Currently, there is no countrywide standardized or uniform race-based data collection as it relates to health, nor is it legislated or directed to collect such information. Rather, it is voluntary if a government, agency or individual organization decides to collect this. This gap has been raised by advocates for many years.
Even Statistics Canada continues to use outdated “visible minority” variables that leave out many groups. Lack of quality, consistent and disaggregated health data for Indigenous people in Canada has also been raised as largely inadequate and contributing to a limited understanding of Indigenous health outcomes.
This is not the case in other countries.
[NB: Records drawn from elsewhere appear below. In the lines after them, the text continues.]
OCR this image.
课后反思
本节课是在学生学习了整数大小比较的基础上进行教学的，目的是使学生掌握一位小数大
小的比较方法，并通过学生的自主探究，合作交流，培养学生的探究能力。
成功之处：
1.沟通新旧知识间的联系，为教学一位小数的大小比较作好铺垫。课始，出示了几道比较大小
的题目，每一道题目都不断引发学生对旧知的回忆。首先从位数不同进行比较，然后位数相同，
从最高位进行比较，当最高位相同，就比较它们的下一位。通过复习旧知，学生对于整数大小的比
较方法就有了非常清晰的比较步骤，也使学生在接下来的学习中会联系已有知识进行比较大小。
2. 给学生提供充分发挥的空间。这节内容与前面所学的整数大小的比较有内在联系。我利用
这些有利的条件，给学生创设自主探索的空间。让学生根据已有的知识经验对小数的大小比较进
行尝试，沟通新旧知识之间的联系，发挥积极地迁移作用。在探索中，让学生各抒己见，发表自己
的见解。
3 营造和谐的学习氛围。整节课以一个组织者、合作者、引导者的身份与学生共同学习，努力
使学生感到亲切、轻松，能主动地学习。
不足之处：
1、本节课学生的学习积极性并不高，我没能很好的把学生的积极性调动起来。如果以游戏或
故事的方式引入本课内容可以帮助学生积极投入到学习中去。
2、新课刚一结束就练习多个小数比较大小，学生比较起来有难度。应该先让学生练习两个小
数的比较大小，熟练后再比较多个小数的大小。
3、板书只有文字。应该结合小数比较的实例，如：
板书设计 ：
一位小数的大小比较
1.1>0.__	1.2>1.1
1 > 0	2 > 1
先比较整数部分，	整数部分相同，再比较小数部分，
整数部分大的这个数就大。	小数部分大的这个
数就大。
In the U.S., for example, the Centre for Disease Control (CDC) mandates that states by law must collect and release race-based data on testing and treatment during an outbreak (yet compliance, data consistency and release timeliness have been issues). In the U.K., legislation directs the National Health Service to collect data on ethnicity to monitor health outcomes, ensure racial equality and ensure no discrimination in the health care system.
The sharp rise and concentration of cases (infections and fatalities) amongst people of colour in several countries has cause advocates to renew demands for appropriate data collection in Canada. Continued lack of government action, however, is resulting in some agencies to step up to fill this critical gap. For example, Toronto Public Health (including some other Ontario municipalities) recently announced intentions to start collecting race and other sociodemographic data for those infected with COVID19.
Why is Unifor involved?
As a labour and social justice organization, highlighting social and economic inequities and advocating for evidence-based policy solutions is our primary goal and an extension of our ongoing equity and anti-racism advocacy work. This campaign is also important as it directly affects our members currently working in essential services.
It is critical that we know which groups are at greater risk of contracting the virus at the workplace, since we know racialized and Indigenous workers are over represented in certain key low-waged sector, such as retail, personal support work, cleaning, food service, etc. This data can also serve as a critical tool in bargaining with employers, as bargaining language around health and safety or other demands can be better developed when we know some of the key issues and risks facing our equity-seeking members in the workplace.